HR REP: Well, your resume and references are just---impeccable.
CANDIDATE: Thank you.
HR REP: Education, experience; you’ve got quite a story to tell here.
CANDIDATE: You’re very kind.
HR REP: But---may I be frank with you?
CANDIDATE: You can be anyone you’d like.
HR REP: It’s just, you seem far over-qualified for this job. I mean, it's a substantial cut in pay.
HR REP: And the responsibilities---far fewer than your last position.
HR REP: You’d have minimal staff and a pretty meager budget.
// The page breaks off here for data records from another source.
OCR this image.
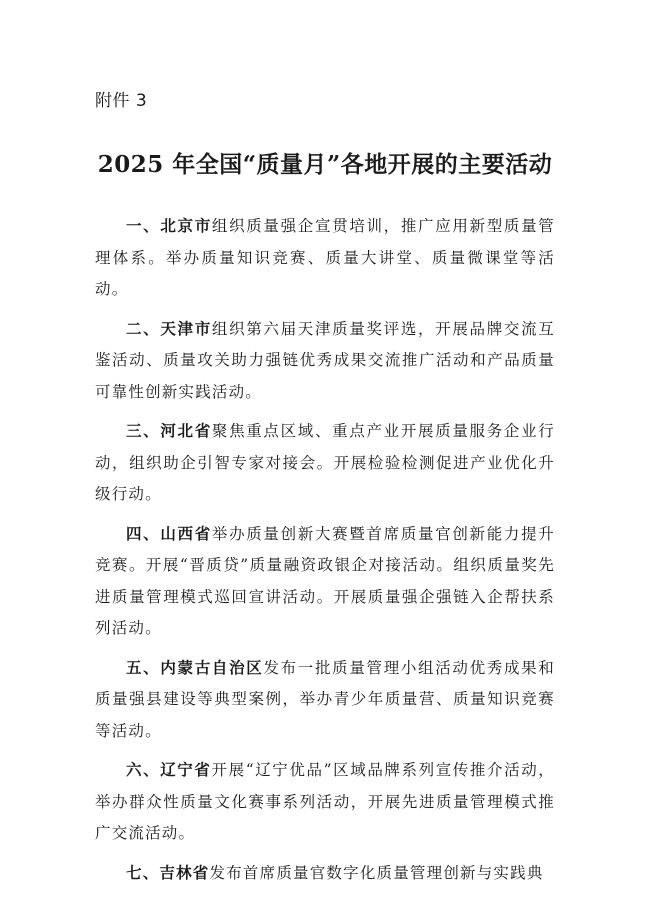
附件 3
2025 年全国“质量月”各地开展的主要活动

一、北京市组织质量强企宣贯培训，推广应用新型质量管理体系。举办质量知识竞赛、质量大讲堂、质量微课堂等活动。

二、天津市组织第六届天津质量奖评选，开展品牌交流互鉴活动、质量攻关助力强链优秀成果交流推广活动和产品质量可靠性创新实践活动。

三、河北省聚焦重点区域、重点产业开展质量服务企业行动，组织助企引智专家对接会。开展检验检测促进产业优化升级行动。

四、山西省举办质量创新大赛暨首席质量官创新能力提升竞赛。开展“晋质贷”质量融资政银企对接活动。组织质量奖先进质量管理模式巡回宣讲活动。开展质量强企强链入企帮扶系列活动。

五、内蒙古自治区发布一批质量管理小组活动优秀成果和质量强县建设等典型案例，举办青少年质量营、质量知识竞赛等活动。

六、辽宁省开展“辽宁优品”区域品牌系列宣传推介活动，举办群众性质量文化赛事系列活动，开展先进质量管理模式推广交流活动。

七、吉林省发布首席质量官数字化质量管理创新与实践典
CANDIDATE: As we’ve discussed.
HR REP: So, I’m curious. Person of your background--why are you interested in this job?
HR REP: Numbers?
CANDIDATE: Yes. See, I’m 42, I’ve got 20 years of experience. My 401-k went DOA in 2008. I made my career “number one” in my life, so I never had time to settle down with anyone special. Yet I was among the first to be laid off when the crush was on.
HR REP: I see.
CANDIDATE: It’s okay, mind you. I get it. Times are hard; nothing personal.
HR REP: That’s a very healthy attitude.
CANDIDATE: No. Here comes the healthy attitude: This company? You make a product I actually use and believe in. This job? I can do it in my sleep; we both know it. This office? Seven minutes from my apartment, in any weather. Which means I might actually have time for a social life. And as far as the staff and the money go, I had both before and where did it get me? See, I just want to work. So I did the math, and I think this adds up to a really good match--for both of us.
HR REP: Well, you know what---you’re just the kind of person we’re looking for.
HR REP: We just have twenty-seven other candidates to interview. Like you say, numbers. Never know, the next one might be even better.
CANDIDATE: Oh. That’s very disappointing.
HR REP: What can I say, it’s kind of a buyer’s market right now. But someone will be in touch soon.
HR REP: Probably.
CANDIDATE: Well, are you at least able to validate me?
HR REP: Absolutely. You’re an excellent candidate.